她拿水果刀抵着自己的脖子,谁都不让靠近。
陆谨成站在门口哄了半小时。
她却在我转身离开时,突然从床上扑下来。
她没有看我的脸。
只死死抓住我的衣角,盯着我后背露出来的一小截旧疤。
然后,她叫出了一个我已经五年没有听过的名字。
“雪鸮。”
我没有立刻挣开她。
因为她抓得很紧。
不是依赖一个熟人。
更像在抓曾经救过命的东西。
医生隔着门提醒。
“不要刺激她。”
我只能慢慢蹲下。
沈渔把脸埋在膝盖里。
嘴里断断续续又说了几个词。
“红绳。”
“氧气。”
“别睡。”
这些词之间没有完整逻辑。
却全部和五年前那场事故有关。
我抬头看向玻璃外。
陆谨成也在看我。
他的表情很复杂。
不是相信。
更像第一次发现一个他认定五年的故事出现了裂缝。
等沈渔睡着后,他把我堵在走廊。
“雪鸮是什么?”
我说。
“搜救代号。”
“为什么她知道?”
“你该问她。”
他皱眉。
“许南意。”
“别装神弄鬼。”
我看着他。
“你看。”
“你还是这样。”
“答案只要不是你想听的那个,你就先怀疑我。”
他一下沉默。
母亲的药还有十四天。
这是我答应留下的原因。
陆谨成以为我是在向他低头。
其实我只是需要时间把母亲转去别的医院。
沈渔住在十三楼。
门口二十四小时有人守着。
她回国一个月,换了四个护士。
最后一个护士离开时,脸上有三道抓痕。
医生说她不是故意攻击。
是重度创伤后的防御性反应。
可陆谨成不信。
他只相信一件事。
“她以前不是这样。”
“都是你刺激的。”
我听见以后笑了。
五年前,他也只相信自己愿意相信的版本。
病房里,沈渔又缩到墙角。
手里紧紧攥着水果刀。
陆谨成往前一步。
她立刻尖叫。
“别过来!”
他停住。
声音放得很轻。
“小渔。”
“我是谨成。”
她盯着他看了很久。
忽然干呕起来。
陆谨成脸色难看。
可还是耐着性子哄。
我站在门边没有动。
护士催我进去。
我说。
“先把香薰关了。”
陆谨成皱眉。
“那是她以前最喜欢的味道。”
“现在不是以前。”
香薰停掉以后,沈渔的呼吸果然慢了一点。
我又让所有人退出。
陆谨成不肯。
医生直接说。
“陆先生。”
“病人现在对您刺激反应最强。

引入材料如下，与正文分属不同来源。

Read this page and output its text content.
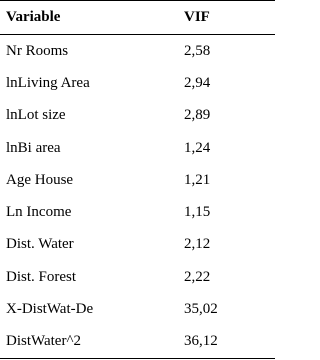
Variable	VIF
Nr Rooms	2,58
lnLiving Area	2,94
lnLot size	2,89
lnBi area	1,24
Age House	1,21
Ln Income	1,15
Dist. Water	2,12
Dist. Forest	2,22
X-DistWat-De	35,02
DistWater^2	36,12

”
这句话像打了他一巴掌。
他沉着脸离开。
门关上后,我没有靠近沈渔。
只坐在离她三米远的地上。
十分钟。
二十分钟。
她一直盯着我。
我也不说话。
直到起身准备离开。
她突然扑过来抓住我的衣角。
动作太急,扯开了我后领一颗扣子。
旧伤露出一小块。
沈渔整个人僵住。
她的瞳孔一点点放大。
手指也开始发抖。
“雪......”
我脚步顿住。
她盯着那道疤。
眼泪突然掉下来。
“雪鸮。”
我五年没听过这个代号。
当年搜救队只在无线电里叫过一次。
我回头。
沈渔已经蜷成一团。
嘴里反复念。
“不要睡。”
“不要松手。”
门外,陆谨成隔着玻璃听得一清二楚。
他第一次没有立刻骂我撒谎。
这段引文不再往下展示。